Forfeitures, if no longer odious-and I for one am too strongly in favor of the enforcement of contracts as parties make them, to apply harsh names to strict constructions-are yet not favored, either at law or equity, and among the least favored have always been those founded on mere delay in the payment of money. In this case, there is not the slightest pretense of any other ground for forfeiture, than the failure to pay a small amount of money in advance. As already shown, not a single payment under this lease was made strictly according to its terms; the departure was begun by the lessor's request, and was always in his favor. To allow him now to turn around without notice and enforce a forfeiture for a fail

ure of the insignificant proportions shown, would be sanctioning a fraud such as no court has ever permitted.

There is another ground equally fatal. Forfeitures are always strictly construed; and, looking at the facts, none has been incurred here, even on respondent's own view of the amounts due. As already seen, the June payment, deducting the $65 for delay, still paid the quarter's rent beginning July 23, and nearly half of the quarter beginning October 23, 1886. Under the lease, a forfeiture would not be incurred unless a payment should remain unpaid for 30 days. On October 23, a quarter's rent was due in advance, but only half of it was unpaid, for half of it had been paid in advance in the preceding June. The lease does not provide a forfeiture for failure to pay a balance, but only "if any of the within payments remain unpaid," which means a whole payment, not a balance on a running account. No forfeiture, therefore, was incurred, or could be, until the next payment should become due and be unpaid for 30 days.
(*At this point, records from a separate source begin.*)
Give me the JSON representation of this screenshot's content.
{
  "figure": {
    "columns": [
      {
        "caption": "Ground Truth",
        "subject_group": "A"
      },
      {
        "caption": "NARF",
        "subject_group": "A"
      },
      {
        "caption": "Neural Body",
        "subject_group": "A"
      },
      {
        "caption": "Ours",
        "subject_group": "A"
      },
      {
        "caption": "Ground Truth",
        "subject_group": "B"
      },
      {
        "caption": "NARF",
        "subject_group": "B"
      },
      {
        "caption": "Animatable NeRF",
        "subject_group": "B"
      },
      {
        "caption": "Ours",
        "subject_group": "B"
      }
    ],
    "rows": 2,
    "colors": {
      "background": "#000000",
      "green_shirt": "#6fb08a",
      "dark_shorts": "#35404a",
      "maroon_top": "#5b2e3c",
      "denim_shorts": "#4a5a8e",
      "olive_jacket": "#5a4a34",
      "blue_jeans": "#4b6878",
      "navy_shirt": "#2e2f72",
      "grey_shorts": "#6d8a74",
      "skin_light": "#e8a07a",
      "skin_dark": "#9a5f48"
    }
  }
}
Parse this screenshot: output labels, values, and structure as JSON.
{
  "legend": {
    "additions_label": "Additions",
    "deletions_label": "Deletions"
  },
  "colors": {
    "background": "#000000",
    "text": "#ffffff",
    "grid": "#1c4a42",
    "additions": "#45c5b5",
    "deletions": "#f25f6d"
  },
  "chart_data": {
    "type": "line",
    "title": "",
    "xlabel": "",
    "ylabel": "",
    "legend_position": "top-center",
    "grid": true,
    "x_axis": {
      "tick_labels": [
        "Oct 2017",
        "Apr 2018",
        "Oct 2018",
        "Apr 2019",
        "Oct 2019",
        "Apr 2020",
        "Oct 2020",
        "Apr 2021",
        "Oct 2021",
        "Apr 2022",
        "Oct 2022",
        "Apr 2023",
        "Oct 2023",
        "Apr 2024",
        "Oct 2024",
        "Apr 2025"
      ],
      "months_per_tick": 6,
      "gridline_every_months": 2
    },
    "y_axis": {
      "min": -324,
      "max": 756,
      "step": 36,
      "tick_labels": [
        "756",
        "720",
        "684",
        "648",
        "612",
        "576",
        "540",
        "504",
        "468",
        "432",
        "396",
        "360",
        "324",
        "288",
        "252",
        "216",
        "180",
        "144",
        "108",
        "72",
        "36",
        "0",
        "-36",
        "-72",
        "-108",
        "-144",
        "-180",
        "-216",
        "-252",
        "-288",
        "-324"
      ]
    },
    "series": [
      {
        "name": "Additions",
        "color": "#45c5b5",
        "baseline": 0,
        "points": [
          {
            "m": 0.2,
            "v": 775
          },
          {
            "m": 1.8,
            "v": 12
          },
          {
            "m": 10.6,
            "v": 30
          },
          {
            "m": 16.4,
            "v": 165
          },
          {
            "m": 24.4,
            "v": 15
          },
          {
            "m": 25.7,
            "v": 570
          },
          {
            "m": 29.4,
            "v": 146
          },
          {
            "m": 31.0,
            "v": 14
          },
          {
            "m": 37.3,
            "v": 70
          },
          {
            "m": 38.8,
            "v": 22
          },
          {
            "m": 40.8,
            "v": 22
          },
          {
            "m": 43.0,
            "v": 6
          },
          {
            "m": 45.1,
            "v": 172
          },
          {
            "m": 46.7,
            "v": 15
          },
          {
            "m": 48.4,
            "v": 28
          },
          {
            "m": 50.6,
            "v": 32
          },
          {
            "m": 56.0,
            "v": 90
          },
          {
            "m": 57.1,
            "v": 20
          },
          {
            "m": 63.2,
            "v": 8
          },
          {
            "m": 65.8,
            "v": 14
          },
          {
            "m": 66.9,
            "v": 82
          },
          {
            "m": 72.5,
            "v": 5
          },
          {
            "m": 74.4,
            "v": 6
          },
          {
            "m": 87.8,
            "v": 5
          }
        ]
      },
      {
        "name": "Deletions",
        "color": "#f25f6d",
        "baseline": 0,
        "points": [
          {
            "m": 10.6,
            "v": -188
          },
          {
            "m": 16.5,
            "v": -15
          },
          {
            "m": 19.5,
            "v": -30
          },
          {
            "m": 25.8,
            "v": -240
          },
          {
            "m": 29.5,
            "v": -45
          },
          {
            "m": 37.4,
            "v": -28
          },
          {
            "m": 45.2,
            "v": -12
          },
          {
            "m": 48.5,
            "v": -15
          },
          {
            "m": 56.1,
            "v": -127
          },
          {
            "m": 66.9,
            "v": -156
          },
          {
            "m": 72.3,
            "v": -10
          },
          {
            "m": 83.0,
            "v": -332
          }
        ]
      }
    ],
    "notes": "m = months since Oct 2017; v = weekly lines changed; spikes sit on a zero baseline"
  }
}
The next quarter day was January 23, 1887; and a week before that date, on January 15, the lessees tendered the rent to Brown, and it was refused. The master's findings of fact, under the view he took, do not extend to the occurrences of January 15, 1887; but the testimony was taken by both parties, and leaves no doubt that there was a valid tender. Both Rhodes and Webb say the money was held in one hand, where Brown could see it, while the voucher was read to him; and Brown himself says Rhodes told him he had come to pay, though he did not actually see the money, and that he told Rhodes it would "be altogether unnecessary" to show the money. This, under the circumstances, dispensed with further formalities. Whether, therefore, we regard the strict conditions of the lease as waived by the conduct of the parties, or the failure in payment as only a partial and incomplete default, it is equally clear that there was no forfeiture, and the respondents have failed to show any defense to the bill.

The decree is reversed, the bill reinstated, and the injunction reinstated, made perpetual, and directed to be so issued; costs to be paid by the appellees; and the record is remitted to the Court below to execute this order.